We describe a physiologically significant mechanism through which interleukin-6 (IL-6) and a rising ambient Ca2+ interact to regulate osteoclastic bone resorption. VOXEL-based confocal microscopy of nonpermeabilized osteoclasts incubated with anti- IL-6 receptor antibodies revealed intense, strictly peripheral plasma membrane fluorescence. IL-6 receptor expression in single osteoclasts was confirmed by in situ reverse transcriptase PCR histochemistry. IL-6 (5 ng/l to 10 microg/l), but not IL-11 (10 and 100 microg/l), reversed the inhibition of osteoclastic bone resorption induced by high extracellular Ca2+ (15 mM).
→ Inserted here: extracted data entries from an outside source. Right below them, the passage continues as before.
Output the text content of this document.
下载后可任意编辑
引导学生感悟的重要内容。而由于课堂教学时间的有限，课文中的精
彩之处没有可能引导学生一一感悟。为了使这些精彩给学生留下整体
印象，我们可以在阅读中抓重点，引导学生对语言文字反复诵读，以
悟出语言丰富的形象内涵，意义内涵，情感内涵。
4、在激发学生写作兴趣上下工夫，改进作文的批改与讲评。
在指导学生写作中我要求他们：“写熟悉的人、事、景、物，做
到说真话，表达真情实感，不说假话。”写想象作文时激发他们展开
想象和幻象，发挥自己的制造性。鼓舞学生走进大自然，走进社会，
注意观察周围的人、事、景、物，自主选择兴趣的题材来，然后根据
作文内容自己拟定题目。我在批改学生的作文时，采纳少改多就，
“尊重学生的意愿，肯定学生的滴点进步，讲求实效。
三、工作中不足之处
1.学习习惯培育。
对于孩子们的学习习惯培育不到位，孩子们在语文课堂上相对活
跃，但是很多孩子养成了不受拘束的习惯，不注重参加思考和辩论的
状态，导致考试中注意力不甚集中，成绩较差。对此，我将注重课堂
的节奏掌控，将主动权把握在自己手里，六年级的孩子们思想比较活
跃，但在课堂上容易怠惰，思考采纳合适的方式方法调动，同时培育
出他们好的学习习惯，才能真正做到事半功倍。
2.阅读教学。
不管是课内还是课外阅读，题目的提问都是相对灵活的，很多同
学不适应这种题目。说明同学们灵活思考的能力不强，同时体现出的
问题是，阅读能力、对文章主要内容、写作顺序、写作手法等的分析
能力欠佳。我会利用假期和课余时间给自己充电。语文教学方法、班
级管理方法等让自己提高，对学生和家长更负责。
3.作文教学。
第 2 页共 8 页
The IL-6 effect was abrogated by excess soluble IL-6 receptor (500 microg/l). Additionally, IL-6 (5 pg/l to 10 microg/l) inhibited cytosolic Ca2+ signals triggered by high Ca2+ or Ni2+. In separate experiments, osteoclasts incubated in 10 mM Ca2+ or on bone released more IL-6 than those in 1.25 mM Ca2+. Furthermore, IL-6 mRNA histostaining was more intense in osteoclasts in 10 or 20 mM Ca2+ than cells in 1.25 mM Ca2+. Similarly, IL-6 receptor mRNA histostaining was increased in osteoclasts incubated in 5 or 10 mM Ca2+. Thus, while high Ca2+ enhances IL-6 secretion, the released IL-6 attenuates Ca2+ sensing and reverses inhibition of resorption by Ca2+. Such an autocrine-paracrine loop may sustain osteoclastic activity in the face of an inhibitory Ca2+ level generated locally during resorption.